勝ち負けだけでなく、もっとアクティブな、ポジティブなサッカーを見たかった。高原と川口、それに中沢は気迫が感じられたけど、俊輔なんかは終盤、いいときと比べてまるで違う人でした。

確かに戦術の問題もありました。豪州の動きに対して、日本はリアクションがなかった。福西が終始厳しくやられているのに、ベンチや周りは何の動きもない。福西がかわいそうでした。後半開始から15分くらいは少しよかったけど、その後はDF陣とMF陣がまったく一緒にプレーできていなくてバラバラ。俊輔も中田英も、選手がみな小さく見えました。

私が西ドイツ代表として初めてW杯に出た82年スペイン大会の1次リーグ初戦も、実はアルジェリアに1−2で負けました。そのときのことはよく覚えています。次のチリ戦まで中3日。チームスタッフは、自分たちのいい場面ばかりを集めたビデオを作って見せてくれた。もちろん悪い面の修正もしたけど、いいイメージを膨らませましたね。

そして、負けた試合のことはとにかく早く忘れようとしました。試合翌日はオフ。ホテルを出てテニスをやったり、仲のいい選手と3、4人でカフェにいってコーヒーを飲んだりしてリラックスを心がけました。

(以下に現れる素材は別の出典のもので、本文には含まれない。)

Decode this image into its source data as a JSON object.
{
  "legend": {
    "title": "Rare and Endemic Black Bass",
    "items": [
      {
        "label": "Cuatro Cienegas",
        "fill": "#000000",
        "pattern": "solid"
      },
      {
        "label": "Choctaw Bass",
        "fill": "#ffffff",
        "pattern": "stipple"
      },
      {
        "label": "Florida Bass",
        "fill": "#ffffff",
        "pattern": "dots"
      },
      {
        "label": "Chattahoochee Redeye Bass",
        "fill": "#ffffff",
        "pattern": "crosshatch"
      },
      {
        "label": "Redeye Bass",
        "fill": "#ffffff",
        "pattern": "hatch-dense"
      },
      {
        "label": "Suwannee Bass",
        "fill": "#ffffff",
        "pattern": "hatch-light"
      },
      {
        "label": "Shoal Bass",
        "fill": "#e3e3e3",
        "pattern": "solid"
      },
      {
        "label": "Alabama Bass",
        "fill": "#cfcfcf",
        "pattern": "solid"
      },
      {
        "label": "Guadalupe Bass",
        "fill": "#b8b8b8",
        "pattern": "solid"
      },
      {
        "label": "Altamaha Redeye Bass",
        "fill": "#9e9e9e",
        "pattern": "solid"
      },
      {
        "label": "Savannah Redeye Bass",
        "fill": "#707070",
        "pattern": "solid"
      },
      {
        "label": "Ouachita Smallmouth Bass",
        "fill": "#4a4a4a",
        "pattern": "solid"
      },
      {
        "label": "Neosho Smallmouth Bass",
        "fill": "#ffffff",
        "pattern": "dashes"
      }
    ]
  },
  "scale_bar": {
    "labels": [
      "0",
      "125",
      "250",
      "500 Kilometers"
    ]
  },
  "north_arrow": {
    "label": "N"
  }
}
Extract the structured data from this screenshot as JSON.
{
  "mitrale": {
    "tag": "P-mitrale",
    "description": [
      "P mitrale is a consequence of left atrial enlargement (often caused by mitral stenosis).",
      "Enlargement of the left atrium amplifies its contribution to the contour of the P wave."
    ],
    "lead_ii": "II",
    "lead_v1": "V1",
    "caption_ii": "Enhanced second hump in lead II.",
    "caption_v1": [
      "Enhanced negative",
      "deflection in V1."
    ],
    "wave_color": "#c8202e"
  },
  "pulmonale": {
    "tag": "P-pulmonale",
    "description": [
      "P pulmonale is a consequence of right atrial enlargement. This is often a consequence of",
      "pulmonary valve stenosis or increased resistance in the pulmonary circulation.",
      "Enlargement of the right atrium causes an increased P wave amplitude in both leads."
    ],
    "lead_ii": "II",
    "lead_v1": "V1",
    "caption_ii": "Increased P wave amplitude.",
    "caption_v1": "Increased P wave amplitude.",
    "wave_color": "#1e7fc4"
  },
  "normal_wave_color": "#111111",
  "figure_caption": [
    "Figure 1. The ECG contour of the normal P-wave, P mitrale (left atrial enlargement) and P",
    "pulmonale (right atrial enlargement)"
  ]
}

日本選手も切り替えてほしい。本当は、合宿生活から離れられればいいのですが…。それが難しければ、せめて積極的に外へ出てライン川沿いでも公園でもいいから景色のいいところを散歩でもしたらいいと思います。テレビや新聞も見ない。カフェに行って、コーヒーとチーズケーキでも味わいながらサッカー以外の話をすればいい。ドイツのケーキはおいしいと評判なんですよ。

あのときの西ドイツは“勝って当たり前”という状況から負けてしまいましたが、立ち直って準優勝しました。でも日本は豪州戦で有利という見方は多かったですが、“勝って当たり前”というまでではなかった。もちろん勝てればよかったのですが、“大変だ! 大変だ!”と心配しすぎてはいけません。

日本がもっといいサッカーをできることは間違いありません。私もJリーグでプレーして、その後も日本のサッカーを見てきてよく知っています。こうなってしまったら失うものは何もない。気持ちを切り替えて、クロアチア戦は90分間フルパワーで頑張ってほしいと思います。

■ピエール・リトバルスキー

1960年4月16日、ドイツ・ベルリン生まれ、46歳。元FW、MF。78年にケルンでプロデビュー。ラシン・パリ、ケルンを経て93年にJ1市原(現千葉)。96年に仙台(当時JFL)に移籍。97年の現役引退後はJ2横浜FC、豪州・シドニーFCなどで監督を務める。W杯には西ドイツ代表として3度出場。82年スペイン、86年メキシコ両大会で準優勝、90年イタリア大会で優勝。代表通算73試合18得点(うちW杯は18試合3得点)。

■西ドイツの82年スペイン大会

1次リーグ初戦はアルジェリアに1−2と不覚を取り、いきなり窮地に追い込まれた。しかし、2戦目はチリに4−1、3戦目はオーストリアに1−0と巻き返し。3カ国が2勝1敗で並んだが、チリ戦の大量得点が効いて得失点差で1位通過した。2次リーグは1勝1分けで4カ国による決勝トーナメントへ。最後はイタリアに敗れるも決勝まで進んだ。